Admitting when you’re scary

By Nancy Gallagher, July 9, 2015

I agree with my roundtable colleagues Wu Chunsi and Bharath Gopalaswamy on important points—possessing antisatellite weapons doesn't make it rational for any country to launch a nuclear war, and universal implementation of credible no-first-use policies would reduce nuclear risk more directly than would limiting space weapons. But I dispute my colleagues' underlying premise that when Americans warn about the dangers posed to international security by the spread of antisatellite capabilities, they are only trying—in order to preserve US military, technological, and economic dominance—to prevent potential competitors from acquiring capabilities that Washington developed decades ago.

No matter what officials in various nations say they are doing in space, the spread of antisatellite capability is real. China, with its 2007 “outer space experiment,” demonstrated it could destroy one of its own satellites with hit-to-kill technology—much as the United States showed in 2008 it could adapt an Aegis missile defense interceptor to break up one of its satellites (the USA-193, whose fuel tank putatively could have threatened “public safety”). Likewise, though India is conducting antisatellite research in the context of a ballistic missile defense program rather than through a stand-alone antisatellite development program, there is nothing militarily significant about this distinction.

The potential negative effects of antisatellite weapons on deterrence stability, crisis stability, and arms race stability have been debated for decades. Concerns about such issues were not invented to delegitimize China’s space program.
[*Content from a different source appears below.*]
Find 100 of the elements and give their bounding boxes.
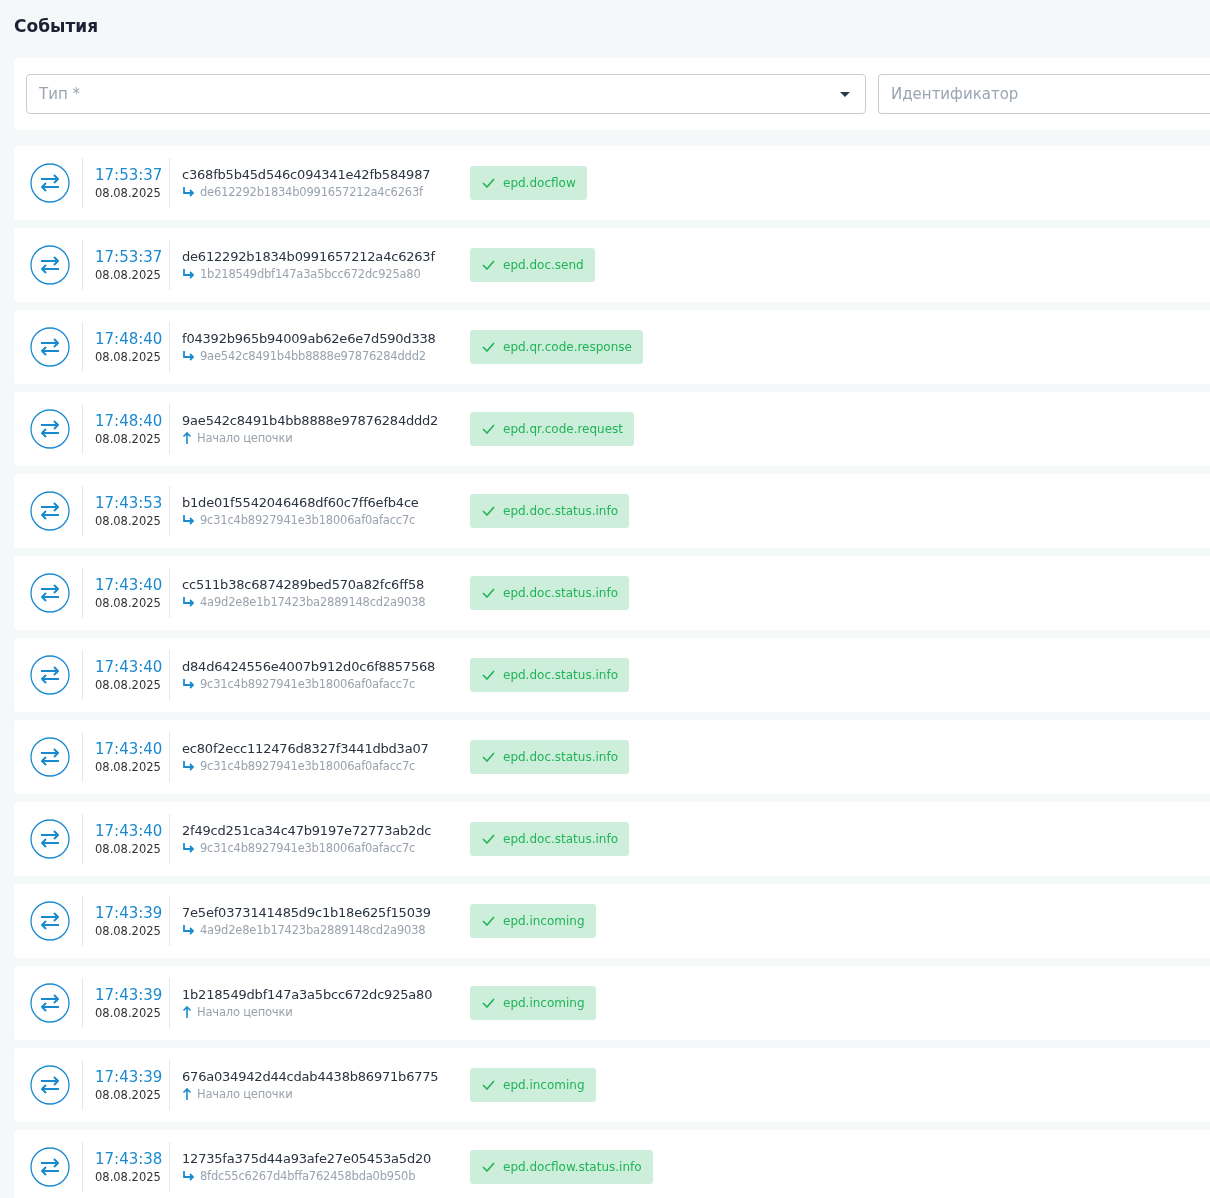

Indeed, they were a central part of the arms control logic that produced the 1967 Outer Space Treaty—and also produced a tacit regime for antisatellite restraint that persists, in part, today. By the late 1950s, nuclear-tipped ballistic missiles gave both the Soviet Union and the United States a latent antisatellite capability. In the late 1960s, the Soviets experimented with a rudimentary non-nuclear antisatellite weapon. But neither Moscow nor Washington pursued a dedicated antisatellite program as quickly as it could have. Neither conducted an antisatellite attack. Both sides calculated that whatever short-term advantage might accrue from shooting down an adversary's satellite during a crisis did not outweigh the risk of conflict escalation.

To be sure, US antisatellite policy has not remained consistent over the years. The Carter administration unsuccessfully attempted to negotiate legal constraints on the development and use of antisatellite weapons. The Reagan administration—which considered the Soviet Union even less predictable, transparent, and restrained than China is considered today by the most hawkish US military and political leaders—rejected this approach. The George W. Bush administration pursued antisatellite weapons (and missile defense) at least as enthusiastically as the Reagan administration had, though its rationale was to prevent weaker countries from conducting asymmetrical attacks against the United States and its allies, not to deter massive attacks by roughly equal military powers.

Today, the US military remains number one in space by far, but it doesn’t exercise the complete offensive and defensive control called for in the US Space Command’s Vision for 2020—a level of primacy that would provide Washington free access to and use of space for its own purposes; an ability to protect all its space assets; and a capacity to deny other countries access to space for hostile purposes. Nor has the international community asked the US military to “command the commons” of space as a global public service. Other countries would in any case resist US efforts to command the commons, so fulfilling such a mission would be difficult, expensive, and risky.

Going forward, the United States, China, India, and other nations will likely develop increasingly sophisticated space capabilities, whether dual-use or strictly military, along with elaborate scenarios for how these capabilities might be used to gain or offset advantage in a crisis or low-level war. Mistrust will mount. Money will be diverted from other uses. Secrecy regarding space budgets, acquisition programs, and operations will be tightened. A wide range of security risks will grow more severe.

Strategic dialogue will only ameliorate the situation if all sides admit that some of their outer space experiments, missile defense projects, and efforts to control space as a global commons make other states feel extremely insecure. Certainly, insecurity can be reduced as it was for decades—through a mix of formal rules, informal reciprocal restraint, and reassurance. But as Wu has alluded to, insecurity will more likely be reduced if efforts to strengthen the rule-based order in space are pursued in a mutually beneficial, equitable, and inclusive way. Such efforts cannot be narrowly focused on one type of threat, such as destructive antisatellite weapons, or one type of risk, such as nuclear war.